The GEnx, which was developed for the 787 and 747-8 using some of the technological basis of the GE90, began testing in 2006 and first flew – right here on this 747 on that same pylon – on Feb. 22, 2007. The GEnx-1B, with a 111-in fan, powers the 787-8 while the GEnx-2B, with a 105-in fan, powers the 747-8.
Work began on a second PIP for the -1B early this year and seen here is what looks to be the first fruits of that labor, as the #2 engine here appears to be a -1B. Improved versions of the -1B are expected for the stretched 787-9, while an improvement program is expected this year for the -2B.
Much of the work done on the first GEnx-1B PIP and some of the work being done on the second PIP is expected to heavily influence the -2B PIP.

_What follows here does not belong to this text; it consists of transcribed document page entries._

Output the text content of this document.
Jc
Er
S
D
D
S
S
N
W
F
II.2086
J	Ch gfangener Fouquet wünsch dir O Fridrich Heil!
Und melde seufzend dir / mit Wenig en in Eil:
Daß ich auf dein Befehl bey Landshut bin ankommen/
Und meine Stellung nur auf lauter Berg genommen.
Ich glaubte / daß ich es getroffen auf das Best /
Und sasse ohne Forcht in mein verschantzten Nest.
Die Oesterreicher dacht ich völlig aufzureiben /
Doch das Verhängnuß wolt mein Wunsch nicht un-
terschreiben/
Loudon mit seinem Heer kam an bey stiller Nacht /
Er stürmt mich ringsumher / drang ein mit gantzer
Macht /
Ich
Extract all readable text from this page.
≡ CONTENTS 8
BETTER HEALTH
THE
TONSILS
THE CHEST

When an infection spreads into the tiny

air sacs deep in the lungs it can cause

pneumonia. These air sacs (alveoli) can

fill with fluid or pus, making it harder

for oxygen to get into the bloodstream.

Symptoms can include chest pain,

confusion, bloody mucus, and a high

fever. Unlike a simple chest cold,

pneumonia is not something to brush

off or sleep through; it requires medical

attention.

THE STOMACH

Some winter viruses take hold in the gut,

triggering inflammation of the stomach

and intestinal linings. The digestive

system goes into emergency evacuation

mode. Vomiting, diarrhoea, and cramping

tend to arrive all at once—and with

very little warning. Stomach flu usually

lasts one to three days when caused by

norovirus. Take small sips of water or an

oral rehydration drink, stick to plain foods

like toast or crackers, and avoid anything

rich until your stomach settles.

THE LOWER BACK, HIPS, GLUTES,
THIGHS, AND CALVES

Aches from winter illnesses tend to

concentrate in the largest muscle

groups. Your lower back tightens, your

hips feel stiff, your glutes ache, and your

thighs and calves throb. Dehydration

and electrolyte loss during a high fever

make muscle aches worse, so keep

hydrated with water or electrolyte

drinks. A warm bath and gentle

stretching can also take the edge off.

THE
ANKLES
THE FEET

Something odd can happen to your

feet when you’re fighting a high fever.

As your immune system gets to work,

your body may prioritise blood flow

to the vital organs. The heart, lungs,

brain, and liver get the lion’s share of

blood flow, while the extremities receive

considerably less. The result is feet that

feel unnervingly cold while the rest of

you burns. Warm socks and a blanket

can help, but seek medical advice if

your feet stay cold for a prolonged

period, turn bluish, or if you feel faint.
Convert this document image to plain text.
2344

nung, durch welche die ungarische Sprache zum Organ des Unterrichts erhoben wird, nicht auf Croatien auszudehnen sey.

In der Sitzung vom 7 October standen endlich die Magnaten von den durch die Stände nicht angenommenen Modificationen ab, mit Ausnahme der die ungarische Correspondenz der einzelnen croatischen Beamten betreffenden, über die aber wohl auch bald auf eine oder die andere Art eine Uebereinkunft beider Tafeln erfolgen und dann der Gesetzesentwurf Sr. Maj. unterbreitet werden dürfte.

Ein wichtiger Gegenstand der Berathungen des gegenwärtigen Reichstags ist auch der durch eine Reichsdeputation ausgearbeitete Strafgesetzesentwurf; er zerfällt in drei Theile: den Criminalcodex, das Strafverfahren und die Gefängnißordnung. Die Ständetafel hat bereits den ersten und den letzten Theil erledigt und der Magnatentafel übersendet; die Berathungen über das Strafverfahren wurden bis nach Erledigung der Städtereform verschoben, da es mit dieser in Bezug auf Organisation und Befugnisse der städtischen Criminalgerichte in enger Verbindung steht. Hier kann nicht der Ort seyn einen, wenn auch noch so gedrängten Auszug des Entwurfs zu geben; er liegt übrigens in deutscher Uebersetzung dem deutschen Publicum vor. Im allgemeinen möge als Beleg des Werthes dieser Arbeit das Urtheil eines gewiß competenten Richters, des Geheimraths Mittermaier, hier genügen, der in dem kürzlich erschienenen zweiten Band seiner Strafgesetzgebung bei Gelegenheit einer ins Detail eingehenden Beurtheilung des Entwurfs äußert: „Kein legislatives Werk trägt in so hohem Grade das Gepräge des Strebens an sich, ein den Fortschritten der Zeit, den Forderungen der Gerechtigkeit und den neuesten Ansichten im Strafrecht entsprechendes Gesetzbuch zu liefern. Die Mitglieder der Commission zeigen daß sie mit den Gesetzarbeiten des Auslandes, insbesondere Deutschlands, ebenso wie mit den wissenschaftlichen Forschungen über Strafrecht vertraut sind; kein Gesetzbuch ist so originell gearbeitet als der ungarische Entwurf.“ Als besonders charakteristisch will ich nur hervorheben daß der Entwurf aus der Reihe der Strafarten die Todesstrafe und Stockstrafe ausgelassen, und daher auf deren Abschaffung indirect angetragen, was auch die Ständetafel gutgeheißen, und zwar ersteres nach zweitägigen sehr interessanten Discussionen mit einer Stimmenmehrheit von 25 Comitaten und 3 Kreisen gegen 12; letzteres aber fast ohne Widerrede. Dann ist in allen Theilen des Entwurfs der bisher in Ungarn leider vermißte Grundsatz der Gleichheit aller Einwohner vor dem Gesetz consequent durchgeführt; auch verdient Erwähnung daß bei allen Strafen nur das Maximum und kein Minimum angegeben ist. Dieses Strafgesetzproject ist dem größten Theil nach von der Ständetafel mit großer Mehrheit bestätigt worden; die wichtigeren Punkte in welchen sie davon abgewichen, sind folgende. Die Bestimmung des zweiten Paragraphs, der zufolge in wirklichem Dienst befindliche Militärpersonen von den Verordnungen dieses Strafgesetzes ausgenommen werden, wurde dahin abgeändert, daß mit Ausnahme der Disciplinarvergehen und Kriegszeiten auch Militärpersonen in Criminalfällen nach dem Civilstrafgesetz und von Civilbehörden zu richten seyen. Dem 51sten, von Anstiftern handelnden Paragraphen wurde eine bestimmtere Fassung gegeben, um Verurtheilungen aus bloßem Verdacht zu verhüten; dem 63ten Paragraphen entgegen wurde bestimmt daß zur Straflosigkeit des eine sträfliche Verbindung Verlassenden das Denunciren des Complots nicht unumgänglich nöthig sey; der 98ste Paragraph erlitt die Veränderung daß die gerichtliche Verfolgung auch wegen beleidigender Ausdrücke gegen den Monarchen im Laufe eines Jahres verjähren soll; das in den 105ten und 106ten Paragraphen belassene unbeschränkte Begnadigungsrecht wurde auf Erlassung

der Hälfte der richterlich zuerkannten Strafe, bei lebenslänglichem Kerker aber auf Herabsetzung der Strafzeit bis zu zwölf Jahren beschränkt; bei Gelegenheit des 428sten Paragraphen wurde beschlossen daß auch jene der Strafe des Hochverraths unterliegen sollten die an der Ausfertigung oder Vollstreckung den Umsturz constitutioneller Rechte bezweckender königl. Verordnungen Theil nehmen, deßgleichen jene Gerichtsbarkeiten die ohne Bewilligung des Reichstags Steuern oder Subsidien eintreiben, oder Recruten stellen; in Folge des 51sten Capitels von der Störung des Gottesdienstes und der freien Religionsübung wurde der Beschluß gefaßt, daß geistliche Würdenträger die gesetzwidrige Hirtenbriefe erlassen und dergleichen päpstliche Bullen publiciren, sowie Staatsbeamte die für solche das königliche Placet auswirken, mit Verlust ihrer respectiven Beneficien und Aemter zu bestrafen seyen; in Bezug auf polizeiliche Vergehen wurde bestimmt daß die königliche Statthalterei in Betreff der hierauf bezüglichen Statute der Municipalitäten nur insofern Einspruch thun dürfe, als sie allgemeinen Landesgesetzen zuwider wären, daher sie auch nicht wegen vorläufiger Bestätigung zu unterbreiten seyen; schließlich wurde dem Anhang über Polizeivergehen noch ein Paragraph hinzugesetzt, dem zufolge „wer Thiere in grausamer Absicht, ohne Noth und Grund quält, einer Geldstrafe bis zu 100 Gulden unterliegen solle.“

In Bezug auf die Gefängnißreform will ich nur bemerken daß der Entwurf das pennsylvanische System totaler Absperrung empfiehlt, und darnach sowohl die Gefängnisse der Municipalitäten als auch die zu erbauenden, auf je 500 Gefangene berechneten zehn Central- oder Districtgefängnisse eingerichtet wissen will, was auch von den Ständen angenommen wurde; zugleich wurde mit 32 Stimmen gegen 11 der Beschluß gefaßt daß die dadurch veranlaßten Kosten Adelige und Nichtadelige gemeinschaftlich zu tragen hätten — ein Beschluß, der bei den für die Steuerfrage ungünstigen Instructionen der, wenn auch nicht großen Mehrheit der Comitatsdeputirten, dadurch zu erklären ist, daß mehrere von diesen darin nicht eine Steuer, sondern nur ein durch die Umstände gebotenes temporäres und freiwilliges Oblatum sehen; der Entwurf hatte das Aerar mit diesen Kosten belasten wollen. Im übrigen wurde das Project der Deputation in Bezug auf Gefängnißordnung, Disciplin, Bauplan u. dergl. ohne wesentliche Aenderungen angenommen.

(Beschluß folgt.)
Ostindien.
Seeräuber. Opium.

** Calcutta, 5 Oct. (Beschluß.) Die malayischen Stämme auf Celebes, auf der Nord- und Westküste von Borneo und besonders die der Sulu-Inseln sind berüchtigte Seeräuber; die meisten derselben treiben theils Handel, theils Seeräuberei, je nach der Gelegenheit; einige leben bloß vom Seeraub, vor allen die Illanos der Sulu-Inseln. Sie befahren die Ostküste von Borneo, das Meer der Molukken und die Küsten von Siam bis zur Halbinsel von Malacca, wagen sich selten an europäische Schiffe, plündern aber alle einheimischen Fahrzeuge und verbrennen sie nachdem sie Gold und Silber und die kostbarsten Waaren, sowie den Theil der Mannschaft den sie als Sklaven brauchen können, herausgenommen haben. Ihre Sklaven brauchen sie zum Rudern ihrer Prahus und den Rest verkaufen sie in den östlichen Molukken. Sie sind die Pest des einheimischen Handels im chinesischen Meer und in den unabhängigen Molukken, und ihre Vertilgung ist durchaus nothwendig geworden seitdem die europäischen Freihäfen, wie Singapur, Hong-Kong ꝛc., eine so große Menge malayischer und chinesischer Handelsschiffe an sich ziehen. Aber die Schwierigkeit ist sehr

When the -2B PIP begins flight testing, it may not be on this aircraft. Seen here is N747GE (msn: 19651), which is one of the oldest 747s still in service, and one of a handful of 747-100 models still active today (most of which are in Iran). This aircraft first flew on March 3, 1970, and was delivered to Pan-Am that month. It served with Pan American World Airways as “Clipper Ocean Spray” until the famous carrier shut down in 1991, though by then it had been sold to GECAS and leased back. In 1992, it started doing flight test work for GE and has remained the main GE aircraft engine test bed since then. Prior to the GEnx, it also tested the GE90 for the 777 program, including the enormous GE90-110/115 seen these days on the 777 freighter and 777-300ER.
In 2011, GE purchased a former Japan Airlines 747-400 (msn: 29355), which is expected to eventually replace the -100.